Ich habe eine Förderung erhalten, um restorative, abolitionistisch-feministische Arbeit zu machen. Ich möchte diese gerne dazu nutzen, jenen Menschen Begleitung anzubieten, die sich dies sonst nicht leisten könnten. Bitte sprecht mich an, wenn Ihr Euch Unterstützung wünscht, mir aber kein Honorar zahlen könntet.

Was nun, Köln?

Heute ist es zwei Wochen her, dass das Outing einer Person als «Täter» durch die IL letzten Sommer als unbegründet beanstandet wurde, da die vorgelegten Beweise einer Überprüfung nicht standhielten, sich vielmehr als Fälschungen herausstellten. Seitdem schweigt die IL, sowohl in Köln, als auch bundesweit. Und Schweigen ist auch im Walde der linken Szene.

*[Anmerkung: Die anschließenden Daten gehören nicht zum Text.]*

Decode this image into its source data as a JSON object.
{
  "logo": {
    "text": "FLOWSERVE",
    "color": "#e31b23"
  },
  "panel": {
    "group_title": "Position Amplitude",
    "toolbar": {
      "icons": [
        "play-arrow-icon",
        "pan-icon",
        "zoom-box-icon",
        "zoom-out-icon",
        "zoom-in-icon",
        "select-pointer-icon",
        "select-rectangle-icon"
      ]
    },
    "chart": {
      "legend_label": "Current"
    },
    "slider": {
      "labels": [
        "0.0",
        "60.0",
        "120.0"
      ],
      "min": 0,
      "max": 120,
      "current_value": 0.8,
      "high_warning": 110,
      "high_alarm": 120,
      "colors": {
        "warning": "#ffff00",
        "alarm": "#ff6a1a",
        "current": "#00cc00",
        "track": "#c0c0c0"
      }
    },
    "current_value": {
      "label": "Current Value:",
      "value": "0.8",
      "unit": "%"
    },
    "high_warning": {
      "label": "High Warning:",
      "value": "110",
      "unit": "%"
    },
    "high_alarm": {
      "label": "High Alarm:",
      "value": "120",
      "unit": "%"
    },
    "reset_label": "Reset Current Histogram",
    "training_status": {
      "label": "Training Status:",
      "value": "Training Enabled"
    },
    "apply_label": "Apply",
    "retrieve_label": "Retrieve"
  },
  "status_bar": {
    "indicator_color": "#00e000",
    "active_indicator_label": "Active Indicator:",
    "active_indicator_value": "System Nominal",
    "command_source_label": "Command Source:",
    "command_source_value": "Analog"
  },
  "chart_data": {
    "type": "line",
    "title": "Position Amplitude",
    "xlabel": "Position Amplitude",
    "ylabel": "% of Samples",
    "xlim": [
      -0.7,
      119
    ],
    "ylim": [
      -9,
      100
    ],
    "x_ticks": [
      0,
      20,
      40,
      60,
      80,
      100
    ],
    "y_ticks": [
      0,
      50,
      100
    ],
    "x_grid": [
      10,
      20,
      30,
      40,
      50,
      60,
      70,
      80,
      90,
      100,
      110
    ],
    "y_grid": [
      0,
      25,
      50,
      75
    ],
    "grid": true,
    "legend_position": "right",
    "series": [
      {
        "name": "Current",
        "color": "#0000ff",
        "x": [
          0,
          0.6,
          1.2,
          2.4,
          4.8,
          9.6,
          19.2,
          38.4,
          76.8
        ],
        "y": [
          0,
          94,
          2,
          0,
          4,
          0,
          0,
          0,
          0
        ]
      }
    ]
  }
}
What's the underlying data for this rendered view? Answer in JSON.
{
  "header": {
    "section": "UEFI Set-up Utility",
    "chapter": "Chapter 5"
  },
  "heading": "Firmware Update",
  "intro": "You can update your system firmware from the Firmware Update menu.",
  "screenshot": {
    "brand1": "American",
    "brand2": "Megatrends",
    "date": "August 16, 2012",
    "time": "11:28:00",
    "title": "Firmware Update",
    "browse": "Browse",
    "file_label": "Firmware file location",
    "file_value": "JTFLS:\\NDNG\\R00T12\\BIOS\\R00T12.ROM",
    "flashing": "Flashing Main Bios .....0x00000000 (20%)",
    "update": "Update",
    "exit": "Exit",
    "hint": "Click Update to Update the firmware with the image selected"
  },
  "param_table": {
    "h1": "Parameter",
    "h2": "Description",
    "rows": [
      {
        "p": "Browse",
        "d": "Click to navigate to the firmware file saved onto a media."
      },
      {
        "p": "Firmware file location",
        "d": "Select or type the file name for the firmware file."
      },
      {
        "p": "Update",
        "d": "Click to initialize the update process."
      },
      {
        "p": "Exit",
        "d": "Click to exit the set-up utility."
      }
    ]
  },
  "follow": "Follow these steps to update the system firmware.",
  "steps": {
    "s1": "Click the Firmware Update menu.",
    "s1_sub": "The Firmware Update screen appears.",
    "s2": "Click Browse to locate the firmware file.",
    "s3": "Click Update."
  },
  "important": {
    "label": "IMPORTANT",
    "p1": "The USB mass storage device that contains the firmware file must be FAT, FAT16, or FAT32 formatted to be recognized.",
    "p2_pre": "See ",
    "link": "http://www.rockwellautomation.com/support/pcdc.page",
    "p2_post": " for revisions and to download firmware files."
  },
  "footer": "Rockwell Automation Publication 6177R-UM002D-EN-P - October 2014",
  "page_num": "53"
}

Was der IL die Sprache verschlägt, lässt sich nur vermuten. Möglicherweise ist ihnen hier etwas über den Kopf gewachsen und jetzt weiß niemand, wie damit umgehen und keine:r will Verantwortung übernehmen, sich exponieren. Das ist menschlich nachvollziehbar, aber nicht akzeptabel. Ihr werdet schon in den sauren Apfel beißen und Euch äußern müssen, es gibt sehr viele Fragen, Widersprüchlichkeiten und Ungereimtheiten zu klären, und wie es aussieht, auch Fehler einzuräumen und zu bedauern. Transparenz darüber, warum was wie entschieden wurde, was Euer Kenntnisstand ist, ist dringend nötig. Ihr lasst hier massiv Menschen im Stich. Das geht mit linker Politik nicht zusammen.

Ich kann mir vorstellen, dass es für das Schweigen des Szenewalds mehrere Gründe gibt. Neben Angst vor moralischer Verurteilung mag auch Schock und Ratlosigkeit eine Rolle spielen. Das ist verständlich, denn, wie man es auch dreht und wendet, es ist schwer, diesen Vorgängen einen Sinn abzugewinnen. Für manche mag es auch schwer sein, die Möglichkeit der Fälschung, der wahrscheinlichen Intrige, an sich heranzulassen – sei es, weil es dem eigenen Glaubenssatz widerspricht, dass Betroffene nicht lügen und der Fall somit das Worst Case Szenario ist, das einfach nicht wahr sein darf. Sei es, weil in der eigenen Matrix das Verhalten der IL Konsequenzen nach sich ziehen muss, die man ihr und sich, weil es schmerzhaft wäre, nicht zumuten will. Also lieber den Kopf in den Sand stecken und das offensichtliche nicht glauben. Das geht so natürlich auch nicht, das dürfte klar sein.

Mein Vorschlag wäre, einen konstruktiven Weg zu suchen, am besten mit der IL, aber wenn sie weiter abblockt und schweigt, dann ohne sie. Einen Weg, bei dem man einander anhört, sich ausspricht und das Handeln sich an der Sorge für die Community und ihre Mitglieder orientiert. Zunächst braucht es Klarheit über die Vorgänge. Dann müssen Fehler eingestanden und aufgearbeitet werden, Verantwortung übernommen und Schaden wiedergutgemacht werden. Beziehungen sind belastet und müssen geheilt werden. Vertrauen wurde zerstört, es muss wieder aufgebaut werden. Das bedarf einer offenen, ehrlichen und zukunftsorientierten Auseinandersetzung, in der niemand als entbehrlich zurückgelassen wird.
Keine Politzockerei, keine Taktiererei, kein Rumcheckern.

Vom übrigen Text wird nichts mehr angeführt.